Thursday, July 19, 2007

Government Subsidies Don't Work!

John Howard announced yesterday that the government will provide $1,000 per household so that up to 225,000 homes can upgrade to an energy-saving solar hot water system.

For fuck's sake, laboratory rats learn faster than governments.

Subsidies don't work. They merely enable producers to lift prices. Here are three real life examples from personal experience;

i) We have decided to install a water tank. We are lucky to have both a garden and a decent sized swimming pool. In the summer, the pool water evaporates at the rate of 1,000 litres per week. Given that Australia has a water shortage and that i am still a guest in this great country, we have decided to 'do our bit' by installing a 5,000 litre rainwater tank. This decision is not remotely driven by economics as despite our using a disgraceful 500 litres/day of water (i still dispute that, Sydney Water), the government charges me a derisory $1.26 per thousand litres. One witty plumber described the situation as 'like buying your own cow rather than getting milk from a supermarket'.

Households who set up a water tank are entitled to a subsidy of up to $1,500 depending on the size of the tank. The total cost of installing a tank is about $4,000. My tank guy, Jim, a pleasant ocker Aussie, had this to say,

"this is wonderful news for us as it means we can now raise our prices".

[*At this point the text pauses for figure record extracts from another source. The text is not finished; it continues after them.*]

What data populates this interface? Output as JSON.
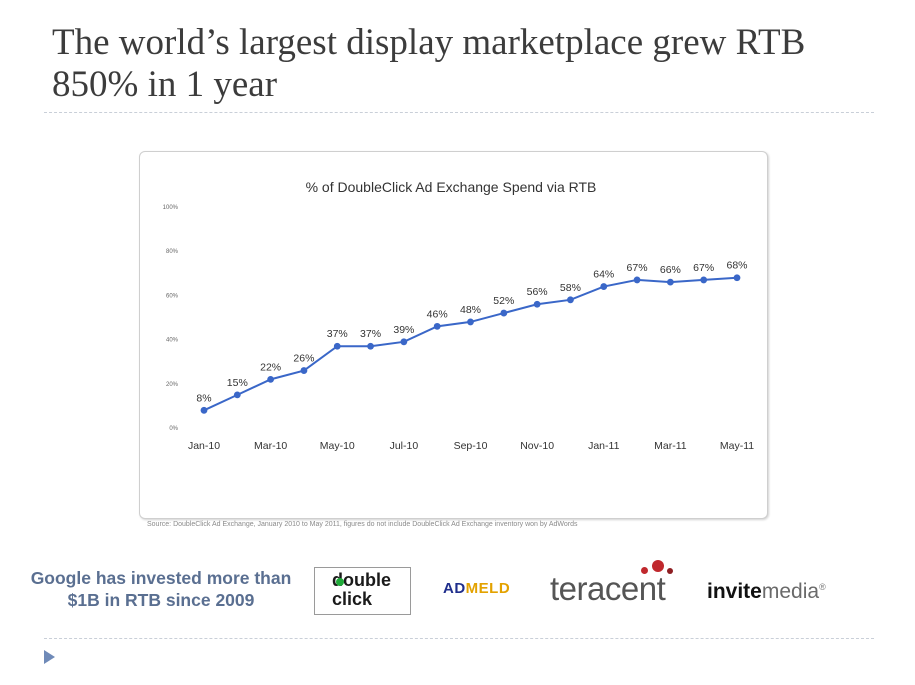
{
  "slide": {
    "title": "The world’s largest display marketplace grew RTB 850% in 1 year",
    "source_note": "Source: DoubleClick Ad Exchange, January 2010 to May 2011, figures do not include DoubleClick Ad Exchange inventory won by AdWords",
    "investment_text": "Google has invested more than $1B in RTB since 2009"
  },
  "logos": {
    "doubleclick_line1": "double",
    "doubleclick_line2": "click",
    "admeld_ad": "AD",
    "admeld_meld": "MELD",
    "teracent": "teracent",
    "invitemedia_invite": "invite",
    "invitemedia_media": "media",
    "invitemedia_reg": "®"
  },
  "colors": {
    "series": "#3a67c8",
    "title_text": "#3c3c3c",
    "invest_text": "#5a6f91",
    "bullet": "#6f8ab8",
    "teracent_dot_red": "#c0282d",
    "teracent_dot_dark": "#8e1e22",
    "doubleclick_dot": "#1faa39"
  },
  "chart_data": {
    "type": "line",
    "title": "% of DoubleClick Ad Exchange Spend via RTB",
    "x": [
      "Jan-10",
      "Feb-10",
      "Mar-10",
      "Apr-10",
      "May-10",
      "Jun-10",
      "Jul-10",
      "Aug-10",
      "Sep-10",
      "Oct-10",
      "Nov-10",
      "Dec-10",
      "Jan-11",
      "Feb-11",
      "Mar-11",
      "Apr-11",
      "May-11"
    ],
    "x_tick_labels": [
      "Jan-10",
      "Mar-10",
      "May-10",
      "Jul-10",
      "Sep-10",
      "Nov-10",
      "Jan-11",
      "Mar-11",
      "May-11"
    ],
    "values": [
      8,
      15,
      22,
      26,
      37,
      37,
      39,
      46,
      48,
      52,
      56,
      58,
      64,
      67,
      66,
      67,
      68
    ],
    "data_labels": [
      "8%",
      "15%",
      "22%",
      "26%",
      "37%",
      "37%",
      "39%",
      "46%",
      "48%",
      "52%",
      "56%",
      "58%",
      "64%",
      "67%",
      "66%",
      "67%",
      "68%"
    ],
    "y_tick_labels": [
      "0%",
      "20%",
      "40%",
      "60%",
      "80%",
      "100%"
    ],
    "y_ticks": [
      0,
      20,
      40,
      60,
      80,
      100
    ],
    "ylim": [
      0,
      100
    ],
    "xlabel": "",
    "ylabel": "",
    "grid": false,
    "legend": "none"
  }
}
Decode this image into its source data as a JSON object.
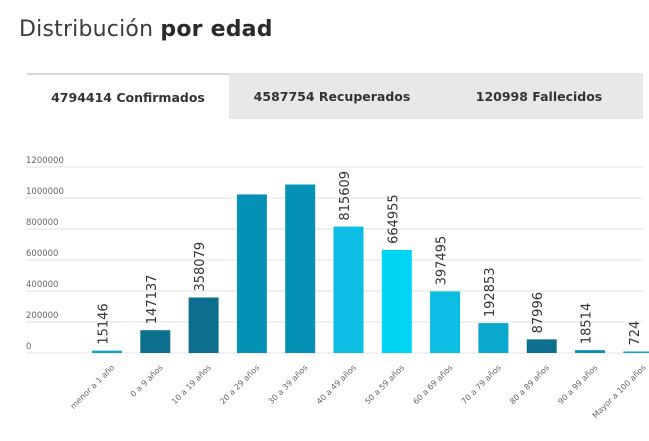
{
  "title": {
    "prefix": "Distribución",
    "bold": "por edad"
  },
  "tabs": [
    {
      "label": "4794414 Confirmados",
      "active": true
    },
    {
      "label": "4587754 Recuperados",
      "active": false
    },
    {
      "label": "120998 Fallecidos",
      "active": false
    }
  ],
  "chart_data": {
    "type": "bar",
    "categories": [
      "menor a 1 año",
      "0 a 9 años",
      "10 a 19 años",
      "20 a 29 años",
      "30 a 39 años",
      "40 a 49 años",
      "50 a 59 años",
      "60 a 69 años",
      "70 a 79 años",
      "80 a 89 años",
      "90 a 99 años",
      "Mayor a 100 años"
    ],
    "values": [
      15146,
      147137,
      358079,
      1023000,
      1087000,
      815609,
      664955,
      397495,
      192853,
      87996,
      18514,
      724
    ],
    "value_labels": [
      "15146",
      "147137",
      "358079",
      "",
      "",
      "815609",
      "664955",
      "397495",
      "192853",
      "87996",
      "18514",
      "724"
    ],
    "yticks": [
      0,
      200000,
      400000,
      600000,
      800000,
      1000000,
      1200000
    ],
    "ytick_labels": [
      "0",
      "200000",
      "400000",
      "600000",
      "800000",
      "1000000",
      "1200000"
    ],
    "ylim": [
      0,
      1200000
    ],
    "grid": true,
    "bar_colors": [
      "#0aa3c9",
      "#0d6f8e",
      "#0d6f8e",
      "#0591b5",
      "#0591b5",
      "#0bbde3",
      "#00d4f5",
      "#0bbde3",
      "#0aa8cc",
      "#0d6f8e",
      "#0591b5",
      "#0aa3c9"
    ]
  }
}
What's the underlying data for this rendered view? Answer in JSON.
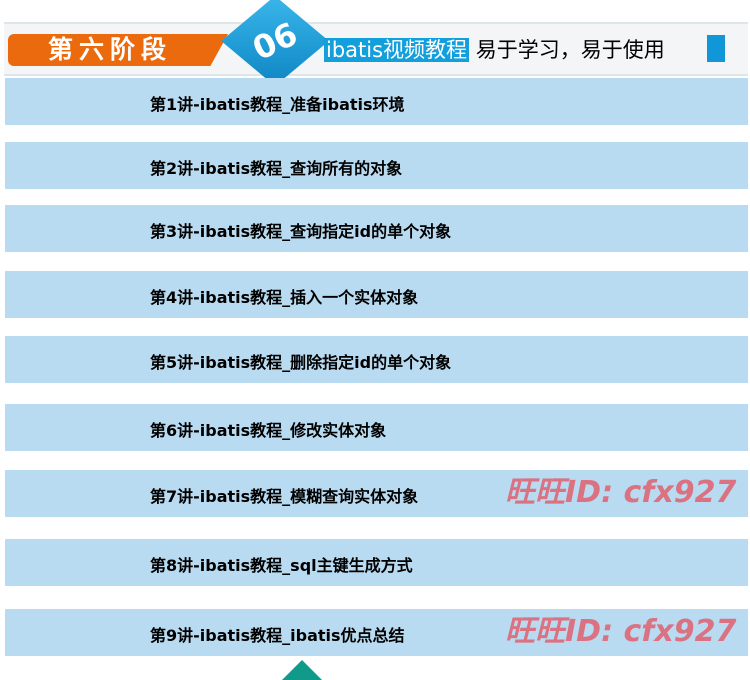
{
  "header": {
    "stage_label": "第六阶段",
    "stage_number": "06",
    "title_highlight": "ibatis视频教程",
    "title_rest": " 易于学习，易于使用"
  },
  "lessons": [
    "第1讲-ibatis教程_准备ibatis环境",
    "第2讲-ibatis教程_查询所有的对象",
    "第3讲-ibatis教程_查询指定id的单个对象",
    "第4讲-ibatis教程_插入一个实体对象",
    "第5讲-ibatis教程_删除指定id的单个对象",
    "第6讲-ibatis教程_修改实体对象",
    "第7讲-ibatis教程_模糊查询实体对象",
    "第8讲-ibatis教程_sql主键生成方式",
    "第9讲-ibatis教程_ibatis优点总结"
  ],
  "watermark": "旺旺ID: cfx927",
  "colors": {
    "orange": "#ec6a0e",
    "blue": "#139fdc",
    "row": "#b9dbf1"
  }
}
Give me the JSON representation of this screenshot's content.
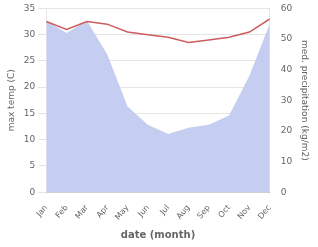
{
  "chart_data": {
    "type": "line",
    "xlabel": "date (month)",
    "ylabel": "max temp (C)",
    "y2label": "med. precipitation (kg/m2)",
    "categories": [
      "Jan",
      "Feb",
      "Mar",
      "Apr",
      "May",
      "Jun",
      "Jul",
      "Aug",
      "Sep",
      "Oct",
      "Nov",
      "Dec"
    ],
    "series": [
      {
        "type": "area",
        "axis": "y2",
        "color": "#c5cdf0",
        "values": [
          56,
          52,
          56,
          45,
          28,
          22,
          19,
          21,
          22,
          25,
          38,
          55
        ]
      },
      {
        "type": "line",
        "color": "#cd5c5c",
        "values": [
          32.5,
          31.0,
          32.5,
          32.0,
          30.5,
          30.0,
          29.5,
          28.5,
          29.0,
          29.5,
          30.5,
          33.0
        ]
      }
    ],
    "ylim": [
      0,
      35
    ],
    "yticks": [
      0,
      5,
      10,
      15,
      20,
      25,
      30,
      35
    ],
    "y2lim": [
      0,
      60
    ],
    "y2ticks": [
      0,
      10,
      20,
      30,
      40,
      50,
      60
    ],
    "grid": true
  }
}
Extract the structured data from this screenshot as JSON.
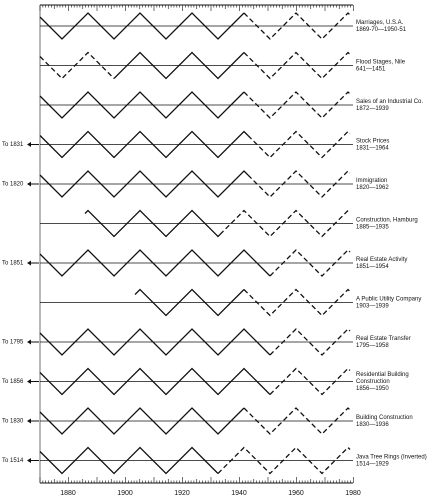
{
  "axis": {
    "ticks": [
      "1880",
      "1900",
      "1920",
      "1940",
      "1960",
      "1980"
    ]
  },
  "rows": [
    {
      "label": [
        "Marriages, U.S.A.",
        "1869-70—1950-51"
      ]
    },
    {
      "label": [
        "Flood Stages, Nile",
        "641—1451"
      ]
    },
    {
      "label": [
        "Sales of an Industrial Co.",
        "1872—1939"
      ]
    },
    {
      "label": [
        "Stock Prices",
        "1831—1964"
      ],
      "left": "To 1831"
    },
    {
      "label": [
        "Immigration",
        "1820—1962"
      ],
      "left": "To 1820"
    },
    {
      "label": [
        "Construction, Hamburg",
        "1885—1935"
      ]
    },
    {
      "label": [
        "Real Estate Activity",
        "1851—1954"
      ],
      "left": "To 1851"
    },
    {
      "label": [
        "A Public Utility Company",
        "1903—1939"
      ]
    },
    {
      "label": [
        "Real Estate Transfer",
        "1795—1958"
      ],
      "left": "To 1795"
    },
    {
      "label": [
        "Residential Building",
        "Construction",
        "1856—1950"
      ],
      "left": "To 1856"
    },
    {
      "label": [
        "Building Construction",
        "1830—1936"
      ],
      "left": "To 1830"
    },
    {
      "label": [
        "Java Tree Rings (Inverted)",
        "1514—1929"
      ],
      "left": "To 1514"
    }
  ]
}
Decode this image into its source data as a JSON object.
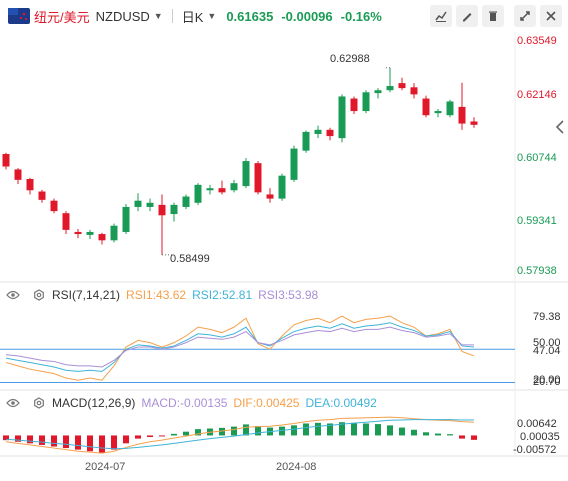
{
  "header": {
    "market_name": "纽元/美元",
    "symbol": "NZDUSD",
    "timeframe": "日K",
    "price": "0.61635",
    "change": "-0.00096",
    "change_pct": "-0.16%",
    "icons": [
      "line-style-icon",
      "pen-icon",
      "delete-icon",
      "fullscreen-icon",
      "close-icon"
    ]
  },
  "price_axis": [
    "0.63549",
    "0.62146",
    "0.60744",
    "0.59341",
    "0.57938"
  ],
  "annotations": {
    "high": "0.62988",
    "low": "0.58499"
  },
  "time_axis": [
    "2024-07",
    "2024-08"
  ],
  "rsi": {
    "title": "RSI(7,14,21)",
    "rsi1_label": "RSI1:43.62",
    "rsi2_label": "RSI2:52.81",
    "rsi3_label": "RSI3:53.98",
    "axis": [
      "79.38",
      "50.00",
      "47.04",
      "20.00",
      "20.70"
    ]
  },
  "macd": {
    "title": "MACD(12,26,9)",
    "macd_label": "MACD:-0.00135",
    "dif_label": "DIF:0.00425",
    "dea_label": "DEA:0.00492",
    "axis": [
      "0.00642",
      "0.00035",
      "-0.00572"
    ]
  },
  "colors": {
    "up": "#1a9b55",
    "down": "#e0182a",
    "rsi1": "#f5a04b",
    "rsi2": "#3fb3d8",
    "rsi3": "#a98fd8",
    "ref": "#4b9be6"
  },
  "chart_data": {
    "type": "candlestick",
    "ylim": [
      0.5785,
      0.6375
    ],
    "candles": [
      {
        "o": 0.6092,
        "h": 0.6095,
        "l": 0.6055,
        "c": 0.6062
      },
      {
        "o": 0.6055,
        "h": 0.6058,
        "l": 0.602,
        "c": 0.603
      },
      {
        "o": 0.6032,
        "h": 0.6035,
        "l": 0.5995,
        "c": 0.6005
      },
      {
        "o": 0.6002,
        "h": 0.6006,
        "l": 0.5975,
        "c": 0.5982
      },
      {
        "o": 0.598,
        "h": 0.5985,
        "l": 0.595,
        "c": 0.5955
      },
      {
        "o": 0.595,
        "h": 0.5955,
        "l": 0.59,
        "c": 0.591
      },
      {
        "o": 0.5905,
        "h": 0.5912,
        "l": 0.589,
        "c": 0.59
      },
      {
        "o": 0.5898,
        "h": 0.591,
        "l": 0.5888,
        "c": 0.5905
      },
      {
        "o": 0.59,
        "h": 0.5903,
        "l": 0.5875,
        "c": 0.5885
      },
      {
        "o": 0.5885,
        "h": 0.5925,
        "l": 0.588,
        "c": 0.592
      },
      {
        "o": 0.5905,
        "h": 0.5972,
        "l": 0.59,
        "c": 0.5965
      },
      {
        "o": 0.5965,
        "h": 0.5998,
        "l": 0.5955,
        "c": 0.598
      },
      {
        "o": 0.5965,
        "h": 0.5985,
        "l": 0.5955,
        "c": 0.5975
      },
      {
        "o": 0.597,
        "h": 0.5995,
        "l": 0.585,
        "c": 0.5945
      },
      {
        "o": 0.5948,
        "h": 0.5975,
        "l": 0.593,
        "c": 0.597
      },
      {
        "o": 0.5965,
        "h": 0.5995,
        "l": 0.596,
        "c": 0.599
      },
      {
        "o": 0.5975,
        "h": 0.6022,
        "l": 0.597,
        "c": 0.6018
      },
      {
        "o": 0.6005,
        "h": 0.6018,
        "l": 0.5995,
        "c": 0.601
      },
      {
        "o": 0.601,
        "h": 0.6028,
        "l": 0.5995,
        "c": 0.6
      },
      {
        "o": 0.6005,
        "h": 0.603,
        "l": 0.6,
        "c": 0.6022
      },
      {
        "o": 0.6015,
        "h": 0.6082,
        "l": 0.601,
        "c": 0.6075
      },
      {
        "o": 0.607,
        "h": 0.6075,
        "l": 0.5995,
        "c": 0.6
      },
      {
        "o": 0.5995,
        "h": 0.601,
        "l": 0.5975,
        "c": 0.5985
      },
      {
        "o": 0.5985,
        "h": 0.6045,
        "l": 0.598,
        "c": 0.604
      },
      {
        "o": 0.603,
        "h": 0.6112,
        "l": 0.6025,
        "c": 0.6105
      },
      {
        "o": 0.61,
        "h": 0.6148,
        "l": 0.6095,
        "c": 0.6145
      },
      {
        "o": 0.614,
        "h": 0.616,
        "l": 0.613,
        "c": 0.615
      },
      {
        "o": 0.615,
        "h": 0.6155,
        "l": 0.6125,
        "c": 0.6135
      },
      {
        "o": 0.613,
        "h": 0.6235,
        "l": 0.612,
        "c": 0.623
      },
      {
        "o": 0.6225,
        "h": 0.623,
        "l": 0.6188,
        "c": 0.6195
      },
      {
        "o": 0.6195,
        "h": 0.6245,
        "l": 0.619,
        "c": 0.624
      },
      {
        "o": 0.6238,
        "h": 0.625,
        "l": 0.6225,
        "c": 0.6245
      },
      {
        "o": 0.6245,
        "h": 0.6299,
        "l": 0.624,
        "c": 0.6255
      },
      {
        "o": 0.6262,
        "h": 0.6275,
        "l": 0.6245,
        "c": 0.625
      },
      {
        "o": 0.6252,
        "h": 0.6262,
        "l": 0.6225,
        "c": 0.6235
      },
      {
        "o": 0.6225,
        "h": 0.6232,
        "l": 0.618,
        "c": 0.6185
      },
      {
        "o": 0.619,
        "h": 0.62,
        "l": 0.618,
        "c": 0.6195
      },
      {
        "o": 0.6185,
        "h": 0.6222,
        "l": 0.618,
        "c": 0.6218
      },
      {
        "o": 0.6205,
        "h": 0.6263,
        "l": 0.615,
        "c": 0.6165
      },
      {
        "o": 0.617,
        "h": 0.618,
        "l": 0.6155,
        "c": 0.6162
      }
    ],
    "rsi1": [
      38,
      35,
      32,
      30,
      28,
      24,
      22,
      24,
      22,
      35,
      52,
      58,
      56,
      52,
      56,
      62,
      70,
      68,
      65,
      70,
      78,
      55,
      50,
      62,
      72,
      76,
      78,
      74,
      80,
      74,
      77,
      78,
      80,
      74,
      70,
      62,
      64,
      68,
      48,
      44
    ],
    "rsi2": [
      42,
      40,
      38,
      36,
      34,
      31,
      30,
      31,
      30,
      38,
      50,
      54,
      53,
      51,
      53,
      58,
      64,
      63,
      61,
      64,
      70,
      56,
      53,
      60,
      66,
      69,
      71,
      69,
      73,
      69,
      71,
      72,
      74,
      70,
      67,
      62,
      63,
      66,
      53,
      52
    ],
    "rsi3": [
      45,
      44,
      42,
      40,
      39,
      36,
      35,
      35,
      34,
      40,
      49,
      52,
      52,
      50,
      52,
      56,
      61,
      60,
      59,
      61,
      66,
      56,
      54,
      58,
      63,
      65,
      67,
      66,
      69,
      66,
      68,
      68,
      70,
      67,
      65,
      61,
      62,
      64,
      54,
      54
    ],
    "macd_hist": [
      -0.0015,
      -0.002,
      -0.0025,
      -0.003,
      -0.0035,
      -0.004,
      -0.0045,
      -0.005,
      -0.0055,
      -0.0045,
      -0.0025,
      -0.001,
      -0.0005,
      -0.0002,
      0.0005,
      0.0012,
      0.002,
      0.0022,
      0.0024,
      0.0028,
      0.0035,
      0.003,
      0.0025,
      0.0028,
      0.0032,
      0.0038,
      0.004,
      0.0038,
      0.0042,
      0.004,
      0.0038,
      0.0036,
      0.0032,
      0.0025,
      0.0018,
      0.001,
      0.0006,
      0.0004,
      -0.001,
      -0.0014
    ],
    "dif": [
      -0.002,
      -0.0025,
      -0.003,
      -0.0035,
      -0.004,
      -0.0045,
      -0.005,
      -0.0053,
      -0.0056,
      -0.005,
      -0.0038,
      -0.0028,
      -0.002,
      -0.0015,
      -0.0008,
      -0.0002,
      0.0005,
      0.001,
      0.0014,
      0.0019,
      0.0026,
      0.0028,
      0.0029,
      0.0033,
      0.0038,
      0.0044,
      0.0048,
      0.005,
      0.0054,
      0.0055,
      0.0056,
      0.0057,
      0.0058,
      0.0056,
      0.0053,
      0.005,
      0.0048,
      0.0047,
      0.0044,
      0.0042
    ],
    "dea": [
      -0.0012,
      -0.0015,
      -0.0018,
      -0.0021,
      -0.0025,
      -0.0028,
      -0.0032,
      -0.0036,
      -0.004,
      -0.0042,
      -0.0041,
      -0.0038,
      -0.0034,
      -0.003,
      -0.0025,
      -0.002,
      -0.0015,
      -0.001,
      -0.0006,
      -0.0002,
      0.0003,
      0.0008,
      0.0012,
      0.0016,
      0.002,
      0.0025,
      0.0029,
      0.0032,
      0.0036,
      0.0039,
      0.0042,
      0.0045,
      0.0048,
      0.0049,
      0.005,
      0.005,
      0.005,
      0.005,
      0.0049,
      0.0049
    ]
  }
}
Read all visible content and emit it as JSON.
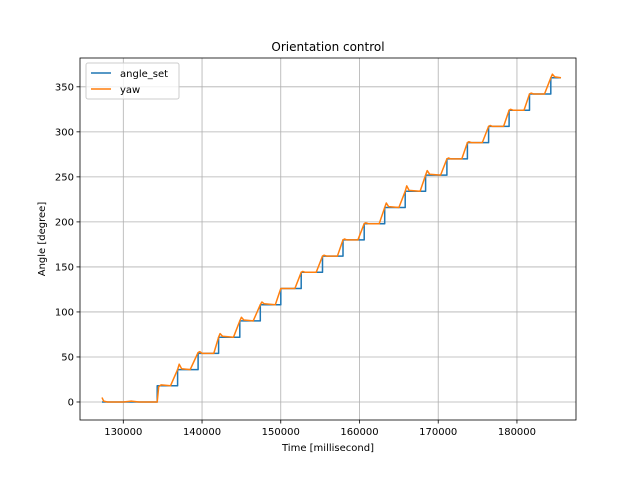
{
  "chart_data": {
    "type": "line",
    "title": "Orientation control",
    "xlabel": "Time [millisecond]",
    "ylabel": "Angle [degree]",
    "xlim": [
      124500,
      187500
    ],
    "ylim": [
      -20,
      382
    ],
    "xticks": [
      130000,
      140000,
      150000,
      160000,
      170000,
      180000
    ],
    "yticks": [
      0,
      50,
      100,
      150,
      200,
      250,
      300,
      350
    ],
    "grid": true,
    "legend_position": "top-left",
    "series": [
      {
        "name": "angle_set",
        "color": "#1f77b4",
        "x": [
          127300,
          134300,
          134300,
          136900,
          136900,
          139500,
          139500,
          142100,
          142100,
          144800,
          144800,
          147400,
          147400,
          150000,
          150000,
          152600,
          152600,
          155300,
          155300,
          157900,
          157900,
          160600,
          160600,
          163200,
          163200,
          165800,
          165800,
          168400,
          168400,
          171100,
          171100,
          173700,
          173700,
          176400,
          176400,
          179000,
          179000,
          181600,
          181600,
          184300,
          184300,
          185600
        ],
        "y": [
          0,
          0,
          18,
          18,
          36,
          36,
          54,
          54,
          72,
          72,
          90,
          90,
          108,
          108,
          126,
          126,
          144,
          144,
          162,
          162,
          180,
          180,
          198,
          198,
          216,
          216,
          234,
          234,
          252,
          252,
          270,
          270,
          288,
          288,
          306,
          306,
          324,
          324,
          342,
          342,
          360,
          360
        ]
      },
      {
        "name": "yaw",
        "color": "#ff7f0e",
        "x": [
          127300,
          127500,
          128000,
          129000,
          130000,
          131000,
          132000,
          133000,
          134300,
          134500,
          134800,
          136000,
          136900,
          137100,
          137400,
          138500,
          139500,
          139700,
          140000,
          141500,
          142100,
          142300,
          142600,
          144000,
          144800,
          145000,
          145300,
          146500,
          147400,
          147600,
          147900,
          149300,
          150000,
          150200,
          150500,
          151800,
          152600,
          152800,
          153100,
          154500,
          155300,
          155500,
          155800,
          157200,
          157900,
          158100,
          158400,
          159800,
          160600,
          160800,
          161100,
          162500,
          163200,
          163400,
          163700,
          165000,
          165800,
          166000,
          166300,
          167700,
          168400,
          168600,
          168900,
          170300,
          171100,
          171300,
          171600,
          173000,
          173700,
          173900,
          174200,
          175600,
          176400,
          176600,
          176900,
          178300,
          179000,
          179200,
          179500,
          180900,
          181600,
          181800,
          182100,
          183500,
          184300,
          184500,
          184800,
          185600
        ],
        "y": [
          5,
          1,
          0,
          0,
          0,
          1,
          0,
          0,
          0,
          17,
          19,
          18,
          36,
          42,
          37,
          36,
          55,
          56,
          54,
          54,
          72,
          76,
          73,
          72,
          90,
          94,
          91,
          90,
          108,
          111,
          109,
          108,
          126,
          126,
          126,
          126,
          144,
          145,
          144,
          144,
          162,
          163,
          162,
          162,
          180,
          181,
          180,
          180,
          198,
          199,
          198,
          198,
          216,
          221,
          217,
          216,
          234,
          240,
          235,
          234,
          252,
          257,
          253,
          252,
          270,
          271,
          270,
          270,
          288,
          289,
          288,
          288,
          306,
          307,
          306,
          306,
          324,
          325,
          324,
          324,
          342,
          343,
          342,
          342,
          360,
          364,
          361,
          360
        ]
      }
    ]
  }
}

Nationals Member for Lockyer, Ian Rickuss, did some research on the rising price of rainwater tanks since the introduction of subsidies and the drought, and discovered that prices had gone up by between 40% to 75% from June 2006 to May 2007. He has since referred the manufacturers to the Office of Fair Trading for the crime of err, 'profiteering'.

( I swear to you that i haven't made this up).

Unsurprisingly, the Greens want to double the size of the rebate.

ii) With the rising price of crude oil, petrol is getting more expensive. Hence we recently looked into converting our car to LPG (net about 25% cheaper than unleaded petrol) and supposedly greener (cuts emissions by around 20%). Last year the Liberals announced a subsidy of $2,000 to help motorists convert their cars. Labor small business spokesman, Joel Fitzgibbon, thinks Howard should go even further.

Not surprisingly, industry body, LPG Australia, welcomed the move.

"The government subsidies for new LPG vehicles and conversions are a sensible response to current petrol price trends because they recognise that LPG Autogas is a readily available alternative fuel,"

Autogas Supplies converter, David Tangey, also supported the $1.6 billion tax-payer package adding that his company was going through its busiest patch in its 20 years.

In December 2003, the cost of converting your car to LPG was a maximum $2,500.
I got three quotes for our car. The cheapest was $4,400.

No wonder Dave's happy.

iii) We have two young children, and hence use Sydney's marvelous childcare centres. The daily cost is now around $50. If you earn less than $110,000, the government will hand you a significant rebate (can be up to 40% for lower earners). Despite the government already shelling out an annual $2.4 billion, there are now calls for child care fees to become entirely tax deductible.

A Parliamentary paper from 2004 raises this insightful question,

'There is the possibility that child care fees may rise and that much of the extra support available from the CCTR [rebate] will be soaked up by these higher fees.'

Really? No shit sherlock.

Child care fees rose 12.4% in 2006, four times the rate of inflation.

There can only be three explanations for continuing with these useless subsidies,

i) government officials have shares in tank, solar heating and child care businesses.
ii) government officials are stupid.
iii) government officials know subsidies don't work but the pressure to be 'seen to be doing something' is too overwhelming.

For their sake, i hope it's option (iii).